In neighboring Latvia, the European Parliament election took place already on Saturday. With some parallels with the election in Estonia - a newly menacing eastern neighbour and the recent successes of a left-leaning party with ties to Putin's party - observers are looking to see whether the coalition party fends off a challenge.
One exit poll by Latvijas Fakti projected a handy victory for the government party Unity with 31 percent, and Harmony Center - a party often described as pro-Russian - a distant second at 13 percent.
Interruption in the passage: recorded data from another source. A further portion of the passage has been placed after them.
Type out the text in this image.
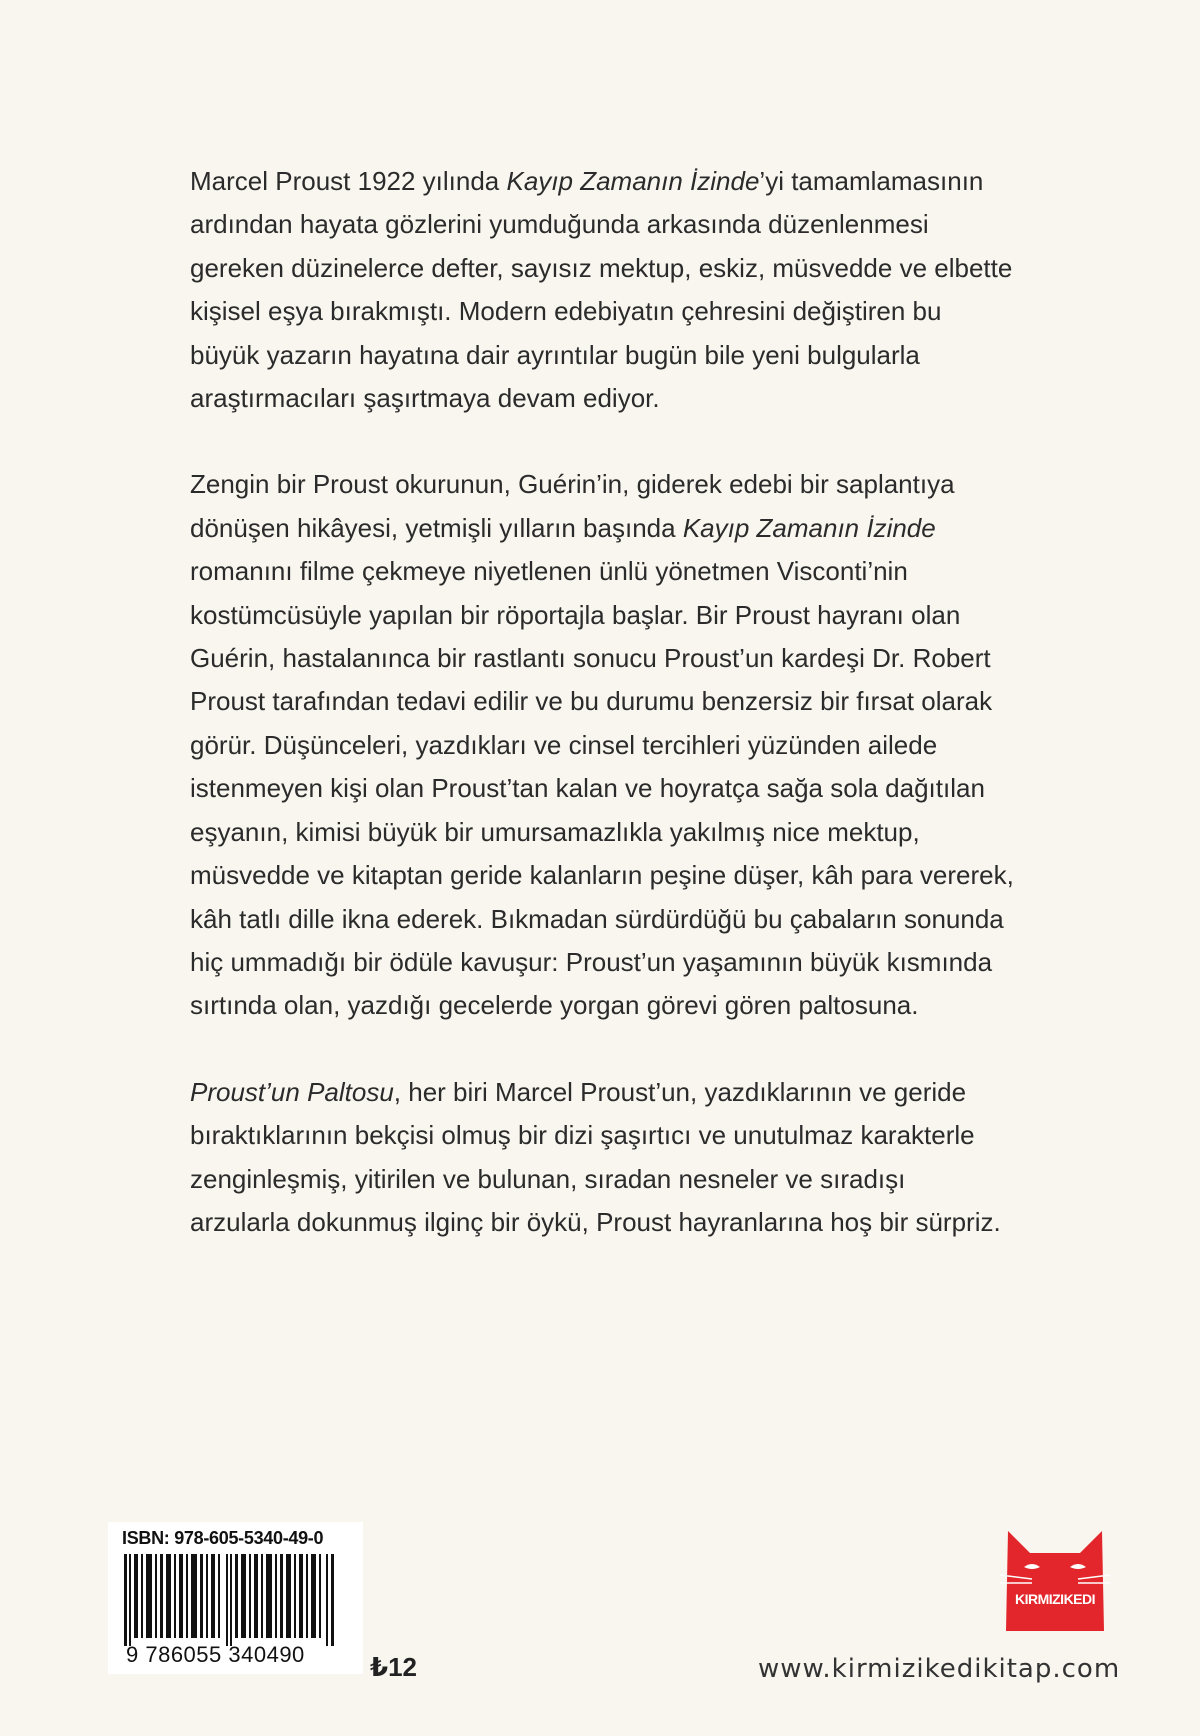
Marcel Proust 1922 yılında Kayıp Zamanın İzinde’yi tamamlamasının
ardından hayata gözlerini yumduğunda arkasında düzenlenmesi
gereken düzinelerce defter, sayısız mektup, eskiz, müsvedde ve elbette
kişisel eşya bırakmıştı. Modern edebiyatın çehresini değiştiren bu
büyük yazarın hayatına dair ayrıntılar bugün bile yeni bulgularla
araştırmacıları şaşırtmaya devam ediyor.

Zengin bir Proust okurunun, Guérin’in, giderek edebi bir saplantıya
dönüşen hikâyesi, yetmişli yılların başında Kayıp Zamanın İzinde
romanını filme çekmeye niyetlenen ünlü yönetmen Visconti’nin
kostümcüsüyle yapılan bir röportajla başlar. Bir Proust hayranı olan
Guérin, hastalanınca bir rastlantı sonucu Proust’un kardeşi Dr. Robert
Proust tarafından tedavi edilir ve bu durumu benzersiz bir fırsat olarak
görür. Düşünceleri, yazdıkları ve cinsel tercihleri yüzünden ailede
istenmeyen kişi olan Proust’tan kalan ve hoyratça sağa sola dağıtılan
eşyanın, kimisi büyük bir umursamazlıkla yakılmış nice mektup,
müsvedde ve kitaptan geride kalanların peşine düşer, kâh para vererek,
kâh tatlı dille ikna ederek. Bıkmadan sürdürdüğü bu çabaların sonunda
hiç ummadığı bir ödüle kavuşur: Proust’un yaşamının büyük kısmında
sırtında olan, yazdığı gecelerde yorgan görevi gören paltosuna.

Proust’un Paltosu, her biri Marcel Proust’un, yazdıklarının ve geride
bıraktıklarının bekçisi olmuş bir dizi şaşırtıcı ve unutulmaz karakterle
zenginleşmiş, yitirilen ve bulunan, sıradan nesneler ve sıradışı
arzularla dokunmuş ilginç bir öykü, Proust hayranlarına hoş bir sürpriz.

ISBN: 978-605-5340-49-0
9 786055 340490	₺12	www.kirmizikedikitap.com
KIRMIZIKEDI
The election result is seen as a possible preview of Latvia's October general election.
Harmony Center maintains that it is a party of reconciliation and its leader Nil Ushakov, the mayor of Riga, warned a day before the vote against picking "anti-Russian forces," which he said would result in economic setback for Latvia.
It's unclear whether such calls - or conversely, the chance for nationalist-leaning Latvians to vote against pro-Russian candidates such as incumbent MEP Tatyana Zhdanoka and Alfreds Rubiks - was sufficient incentive for Latvians. Turnout was far lower than the 53 percent 2009, when local elections were held concurrently. In fact it is possible that turnout could be under 30 percent, say observers. Factors in the low turnout also included the hot weather and the fact that there was no one single issue that appealed to voters, aside from, arguably, the larger geopolitical trends.
These elections are also are a dry run for a number of new parties, such as the Einars Repše-led For the Good of Latvian Development.